Todo coletivo é uma abstração. Quando falo da África, meus filhos dizem que a África não existe, que eu estou generalizando, e perguntam, “Qual África, a do Norte árabe e muçulmano ou a África Subsaariana?” Se eu disser que é a Subsaariana, eles dirão que ela também não existe e vão querer saber de qual país especificamente eu estou falando. Será da Guiné, da Guiné Equatorial ou da Guiné-Bissau? E poderíamos continuar, seriam os Fulas, os Balantas, Manjacos, Mandingas, Papéis ou alguma outra das mais de 20 etnias que vivem na Guiné-Bissau?
Quando nos debruçamos sobre a metodologia utilizada pelos organismos internacionais para comparar os indicadores econômicos e sociais dos vários países do planeta, nos deparamos com inúmeras “liberdades” muito pouco criteriosas, como a utilização de índices proxy (indiretos, análogos) para dados não disponíveis em determinados países; e a utilização de indicadores extrapolados de países que apresentam características “semelhantes”.
Mas, embora com vários problemas metodológicos, os indicadores sociais dos organismos internacionais acabam por refletir sim a “realidade” dos diversos países do mundo – a realidade do ponto de vista do ocidente, mais precisamente da União Europeia e dos Estados Unidos.
Até o século XVIII, a riqueza entre as nações do mundo não era muito diferenciada. A significativa disparidade econômica teve início com o capitalismo industrial, que provocou, a partir do século XIX, a desestruturação das sociedades agrárias europeias, um intenso fluxo migratório em direção às cidades e a imigração em massa de alemães, escandinavos, eslavos, espanhóis, franceses, ingleses, irlandeses, italianos e portugueses para as Américas. A África foi completamente colonizada e as longínquas e tradicionais China e Índia foram submetidas ao ocidente no mesmo período.
No início do século XX, diante do refluxo da hegemonia inglesa, o mundo mergulhou na Primeira Guerra Mundial, que marcou o fim dos impérios multiétnicos, multiculturais e multilinguísticos Austro-húngaro, Otomano e Russo. Na sequência, mergulhamos na Segunda Guerra Mundial, na Guerra Fria entre os blocos capitalista e comunista… e aqui chegamos aos tempos interessantes deste século XXI, entre as guerras no Haiti, Ucrânia, Congo, Sahel (sul do Saara), Sudão, Somália-Etiópia, Iêmen, Palestina, Líbano, Síria, Iraque, Afeganistão, Mianmar…

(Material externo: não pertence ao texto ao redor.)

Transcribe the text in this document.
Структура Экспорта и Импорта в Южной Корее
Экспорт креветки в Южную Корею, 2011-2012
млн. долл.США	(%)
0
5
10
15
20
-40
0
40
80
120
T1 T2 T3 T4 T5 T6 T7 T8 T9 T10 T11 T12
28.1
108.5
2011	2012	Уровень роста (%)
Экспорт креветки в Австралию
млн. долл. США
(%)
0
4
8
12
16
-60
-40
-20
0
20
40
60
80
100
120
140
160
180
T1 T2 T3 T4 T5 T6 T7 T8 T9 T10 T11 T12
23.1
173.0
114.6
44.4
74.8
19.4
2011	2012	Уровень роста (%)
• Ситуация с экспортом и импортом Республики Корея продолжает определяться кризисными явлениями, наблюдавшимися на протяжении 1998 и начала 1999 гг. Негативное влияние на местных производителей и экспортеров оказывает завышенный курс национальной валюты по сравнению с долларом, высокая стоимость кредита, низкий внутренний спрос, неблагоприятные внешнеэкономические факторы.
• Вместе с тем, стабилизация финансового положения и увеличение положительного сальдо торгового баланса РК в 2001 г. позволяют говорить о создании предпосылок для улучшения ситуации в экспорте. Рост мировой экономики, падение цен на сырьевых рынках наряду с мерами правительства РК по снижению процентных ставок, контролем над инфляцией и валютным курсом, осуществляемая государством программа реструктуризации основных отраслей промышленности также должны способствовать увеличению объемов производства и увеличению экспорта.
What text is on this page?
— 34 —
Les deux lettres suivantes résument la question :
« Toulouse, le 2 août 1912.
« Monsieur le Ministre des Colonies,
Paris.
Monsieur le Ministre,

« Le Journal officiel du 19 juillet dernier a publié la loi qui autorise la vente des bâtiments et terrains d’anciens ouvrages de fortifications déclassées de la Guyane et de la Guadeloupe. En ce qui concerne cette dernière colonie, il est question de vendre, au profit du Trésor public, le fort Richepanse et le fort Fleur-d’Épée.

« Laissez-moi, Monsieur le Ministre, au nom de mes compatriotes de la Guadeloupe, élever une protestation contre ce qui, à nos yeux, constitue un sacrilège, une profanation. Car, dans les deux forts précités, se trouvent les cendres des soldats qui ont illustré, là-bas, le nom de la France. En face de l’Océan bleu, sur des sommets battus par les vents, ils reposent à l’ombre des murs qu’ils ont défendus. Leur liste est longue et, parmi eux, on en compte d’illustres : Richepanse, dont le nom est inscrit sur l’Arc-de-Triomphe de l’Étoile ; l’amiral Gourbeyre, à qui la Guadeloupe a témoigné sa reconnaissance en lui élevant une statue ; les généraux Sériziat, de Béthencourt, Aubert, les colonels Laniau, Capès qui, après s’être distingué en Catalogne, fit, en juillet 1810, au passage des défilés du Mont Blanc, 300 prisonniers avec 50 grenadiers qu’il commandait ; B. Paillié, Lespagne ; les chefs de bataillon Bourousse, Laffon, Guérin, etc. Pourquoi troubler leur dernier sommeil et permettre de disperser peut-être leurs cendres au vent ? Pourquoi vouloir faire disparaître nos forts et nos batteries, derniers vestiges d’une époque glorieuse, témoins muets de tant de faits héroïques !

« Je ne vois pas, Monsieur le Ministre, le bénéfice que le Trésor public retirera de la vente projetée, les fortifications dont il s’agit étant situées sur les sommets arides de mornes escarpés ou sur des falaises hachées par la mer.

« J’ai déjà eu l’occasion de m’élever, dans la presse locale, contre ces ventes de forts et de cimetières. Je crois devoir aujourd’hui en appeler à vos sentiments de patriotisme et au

Com a generalização da mercadoria, a sociabilidade e o consumo distanciaram a Europa e os Estados Unidos dos demais países – e o padrão de vida ocidental passou a ser referência mundial. Do ponto de vista do ocidente, as sociedades exóticas gostariam de atingir o status ocidental, sinônimo de “civilização”. As elites de todos os países do mundo mandam seus filhos estudar nas universidades europeias e norte-americanas e, dessa e de outras formas, os valores ocidentais passam a se contrapor aos valores das sociedades tradicionais. Alfabetização, racionalização, progresso, desenvolvimento e nível de consumo passaram a ser vistos como a meta a ser alcançada pelo resto do planeta. E os indicadores econômicos e sociais dos organismos internacionais pontuam a distância de cada um dos países ao “paraíso terrestre”.

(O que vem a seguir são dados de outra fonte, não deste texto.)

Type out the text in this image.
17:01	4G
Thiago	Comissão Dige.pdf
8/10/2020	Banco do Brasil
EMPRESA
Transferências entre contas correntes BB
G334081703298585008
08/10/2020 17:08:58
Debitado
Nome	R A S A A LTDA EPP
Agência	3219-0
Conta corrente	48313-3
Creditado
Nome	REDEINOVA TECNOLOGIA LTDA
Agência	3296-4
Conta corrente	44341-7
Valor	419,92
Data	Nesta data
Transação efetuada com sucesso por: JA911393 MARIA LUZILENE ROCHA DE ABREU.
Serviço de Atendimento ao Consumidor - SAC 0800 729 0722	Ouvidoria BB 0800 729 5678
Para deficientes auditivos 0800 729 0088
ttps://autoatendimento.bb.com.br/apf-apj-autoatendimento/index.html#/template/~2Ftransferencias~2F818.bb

Enquanto isso, massas de imigrantes batem desesperadamente à porta da Europa e dos Estados Unidos. Levas de habitantes do terceiro mundo se arriscam para fugir das guerras e do “atraso de vida”, em busca da “civilização”. Muitos perecem no caminho, outros voltam deportados, e os demais submetem-se a viver como imigrantes ilegais ou cidadãos de segunda categoria em sociedades xenófobas.

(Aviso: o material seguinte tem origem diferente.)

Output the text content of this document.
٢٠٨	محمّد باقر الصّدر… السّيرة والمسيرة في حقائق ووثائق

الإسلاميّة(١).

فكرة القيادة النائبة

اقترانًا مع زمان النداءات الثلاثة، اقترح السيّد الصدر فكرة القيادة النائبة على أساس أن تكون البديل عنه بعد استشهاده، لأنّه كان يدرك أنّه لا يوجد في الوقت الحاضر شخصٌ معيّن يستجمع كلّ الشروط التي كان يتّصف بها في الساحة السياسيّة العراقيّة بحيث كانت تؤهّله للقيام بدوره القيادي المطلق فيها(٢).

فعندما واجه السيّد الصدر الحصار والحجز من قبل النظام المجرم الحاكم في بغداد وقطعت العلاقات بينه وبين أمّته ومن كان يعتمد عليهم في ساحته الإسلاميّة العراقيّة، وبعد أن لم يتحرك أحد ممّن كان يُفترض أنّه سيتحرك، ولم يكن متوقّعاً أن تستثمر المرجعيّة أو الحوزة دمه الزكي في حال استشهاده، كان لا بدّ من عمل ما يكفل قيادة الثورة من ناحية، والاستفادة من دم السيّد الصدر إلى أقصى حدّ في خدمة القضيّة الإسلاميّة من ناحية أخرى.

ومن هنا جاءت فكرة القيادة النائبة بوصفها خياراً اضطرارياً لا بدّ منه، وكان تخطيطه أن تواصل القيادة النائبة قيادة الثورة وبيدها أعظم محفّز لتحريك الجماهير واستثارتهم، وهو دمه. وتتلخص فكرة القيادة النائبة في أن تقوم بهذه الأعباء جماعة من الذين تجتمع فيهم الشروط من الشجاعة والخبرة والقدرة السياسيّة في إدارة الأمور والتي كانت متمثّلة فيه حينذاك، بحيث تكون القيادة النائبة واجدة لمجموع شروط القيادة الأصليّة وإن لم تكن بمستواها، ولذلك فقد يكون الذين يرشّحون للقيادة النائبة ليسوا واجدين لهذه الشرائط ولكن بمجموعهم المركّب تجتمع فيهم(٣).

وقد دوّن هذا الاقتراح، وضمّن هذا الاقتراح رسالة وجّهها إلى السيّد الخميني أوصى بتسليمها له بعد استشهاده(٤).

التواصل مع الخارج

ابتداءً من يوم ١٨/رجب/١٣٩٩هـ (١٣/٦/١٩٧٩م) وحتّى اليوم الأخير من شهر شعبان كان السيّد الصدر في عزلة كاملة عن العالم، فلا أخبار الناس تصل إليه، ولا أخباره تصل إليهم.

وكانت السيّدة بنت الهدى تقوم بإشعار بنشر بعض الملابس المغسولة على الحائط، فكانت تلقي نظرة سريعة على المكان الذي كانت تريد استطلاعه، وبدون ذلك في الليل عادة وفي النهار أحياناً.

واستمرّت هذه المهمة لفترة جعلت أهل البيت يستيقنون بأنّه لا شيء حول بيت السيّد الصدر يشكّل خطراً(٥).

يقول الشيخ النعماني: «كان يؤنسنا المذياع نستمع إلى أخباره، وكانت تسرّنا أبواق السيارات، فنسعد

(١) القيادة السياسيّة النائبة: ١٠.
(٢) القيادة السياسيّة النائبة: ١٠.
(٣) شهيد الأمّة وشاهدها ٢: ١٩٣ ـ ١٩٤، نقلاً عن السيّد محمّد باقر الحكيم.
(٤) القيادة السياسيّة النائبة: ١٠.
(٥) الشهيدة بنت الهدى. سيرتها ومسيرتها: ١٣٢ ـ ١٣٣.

O ocidente, o paraíso terrestre, ao que tudo indica, está pagando a conta de sua selvagem colonização do globo. Ernesto Mané, em Antes do início, cita um diálogo em Lisboa em 2011 – “… alguém lhe disse: ‘Preto, volta para a sua terra’. Ele respondeu: ‘Vocês chegaram à minha terra em 1400 e, de lá, só saíram em 1978; eu estou na sua terra há apenas três anos, então falta muito ainda para estarmos quites.’